China is in the process of developing corn growing areas mainly in the northeast regions and along the Yellow River, as well as stabilizing soybean production. The ministry is working with local authorities to improve the subsidy policy and compensation mechanism for grain farmers, according to Tang.
For rice, the nation will maintain the area for double-season production in the south while trying to increase yields. It will also recover wheat acreage in China’s north and northwest, said Tang.
The ministry also aims to increase construction of high-standard farmland with irrigation facilities by 25% this year. (Bloomberg, July 12).
Support for domestic seed industry and “space rice”
China also called for increased support for its domestic seed industry. As part of the effort, the government recently approved a plan to make seed sourcing a matter of strategic security and vowed to support research and agriculture projects.

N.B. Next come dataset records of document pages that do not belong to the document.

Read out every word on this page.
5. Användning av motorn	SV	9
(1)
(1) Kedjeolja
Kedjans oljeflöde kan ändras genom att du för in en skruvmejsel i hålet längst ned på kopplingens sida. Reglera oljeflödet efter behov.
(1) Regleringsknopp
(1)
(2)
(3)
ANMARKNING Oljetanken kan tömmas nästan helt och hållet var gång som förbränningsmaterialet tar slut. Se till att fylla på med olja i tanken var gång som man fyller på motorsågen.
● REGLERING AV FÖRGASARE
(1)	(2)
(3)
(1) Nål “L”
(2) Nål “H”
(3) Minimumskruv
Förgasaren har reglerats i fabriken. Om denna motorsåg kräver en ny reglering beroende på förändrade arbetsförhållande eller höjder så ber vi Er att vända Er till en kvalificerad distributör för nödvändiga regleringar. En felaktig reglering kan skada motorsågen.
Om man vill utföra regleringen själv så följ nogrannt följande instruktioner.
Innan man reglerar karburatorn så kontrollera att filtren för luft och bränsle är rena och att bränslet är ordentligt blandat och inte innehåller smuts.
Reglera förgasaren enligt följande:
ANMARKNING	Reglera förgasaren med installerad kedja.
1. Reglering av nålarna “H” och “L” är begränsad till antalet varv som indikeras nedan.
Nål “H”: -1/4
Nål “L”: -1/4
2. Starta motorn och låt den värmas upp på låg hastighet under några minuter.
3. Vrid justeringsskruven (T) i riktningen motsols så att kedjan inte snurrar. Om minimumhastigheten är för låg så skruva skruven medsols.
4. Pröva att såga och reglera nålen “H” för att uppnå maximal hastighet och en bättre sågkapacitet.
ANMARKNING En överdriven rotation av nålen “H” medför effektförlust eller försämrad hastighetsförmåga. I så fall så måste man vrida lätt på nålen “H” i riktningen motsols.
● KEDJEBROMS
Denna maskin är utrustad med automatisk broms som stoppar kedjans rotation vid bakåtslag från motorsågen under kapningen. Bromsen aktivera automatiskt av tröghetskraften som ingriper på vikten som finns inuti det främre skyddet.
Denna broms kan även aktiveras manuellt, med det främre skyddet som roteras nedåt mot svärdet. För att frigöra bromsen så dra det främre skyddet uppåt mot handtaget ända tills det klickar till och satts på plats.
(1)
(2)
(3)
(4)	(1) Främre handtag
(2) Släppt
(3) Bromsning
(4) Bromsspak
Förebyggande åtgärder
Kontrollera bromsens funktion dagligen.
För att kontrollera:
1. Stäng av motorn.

One such project is the harvesting of China’s first batch of “space rice” from seeds that returned from a lunar voyage last year, with scientists hoping it could help create new plant varieties and boost food security. The crop was grown from the 40 grams of seeds that traveled with the Chang’e-5 lunar probe last year. More tests and plantings are needed to determine the best varieties that could be promoted nationwide to help improve China’s grain harvest. (Bloomberg, January 4).